According to a Savills report, the Dubai silk route strategy will boost demand for industrial real estate starting from the second half of 2019. The strategy is expected to encourage the ecommerce and third-party logistics sectors in the city.
The Savills report also highlighted how the Dubai silk route will play a key role in the creation of demand for warehousing facilities in Dubai.
Dubai’s industrial property sector witnessed a mismatch between the demand and supply in the first half of 2019.
Rent for Grade A properties declined by 4 to 6 percent whereas rent for Grade B properties declined by 4 to 6 percent during the first half of 2019, Construction Week Online reported.
James Lynch, Savills’ head of industrial and logistics told Construction Week Online that, “the transactions we have seen [in H1 2019] are towards spaces that have been built-to-suit and have a ‘flight to quality’ as organisations seek operational efficiencies through improved facilities.”

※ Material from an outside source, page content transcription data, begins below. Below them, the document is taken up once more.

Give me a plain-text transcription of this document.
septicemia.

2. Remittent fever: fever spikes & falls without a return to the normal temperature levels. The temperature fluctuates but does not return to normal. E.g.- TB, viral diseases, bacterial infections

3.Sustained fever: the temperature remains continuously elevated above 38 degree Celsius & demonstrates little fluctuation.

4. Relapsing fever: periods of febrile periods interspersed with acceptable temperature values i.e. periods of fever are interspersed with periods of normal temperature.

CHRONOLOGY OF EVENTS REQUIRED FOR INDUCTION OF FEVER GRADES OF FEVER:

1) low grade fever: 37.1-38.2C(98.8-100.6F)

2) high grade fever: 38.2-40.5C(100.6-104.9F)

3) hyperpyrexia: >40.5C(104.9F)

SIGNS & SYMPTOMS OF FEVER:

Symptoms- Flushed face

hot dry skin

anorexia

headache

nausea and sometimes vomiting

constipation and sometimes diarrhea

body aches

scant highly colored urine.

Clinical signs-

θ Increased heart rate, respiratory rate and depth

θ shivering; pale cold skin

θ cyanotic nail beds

Dubai Silk Road strategy will enhance trade between free zones, UAE, and logistics service hubs such as DP World’s global locations and create demand for Dubai’s industrial and warehousing facilities.
HH Sheikh Hamdan bin Mohammed bin Rashid Al Maktoum, crown prince of Dubai and chairman of Dubai Executive Council gave his approval for the Dubai silk route strategy earlier in March.
The Dubai silk road strategy was prepared by the Ports, Customs and Free Zone Corporation (PCFC) in collaboration with key government entities.
In 2018, UAE and China signed a memorandum of understanding (MoU) concerning joint cooperation on The Belt and Road Initiative and the 21st Century Maritime Silk Road Initiative.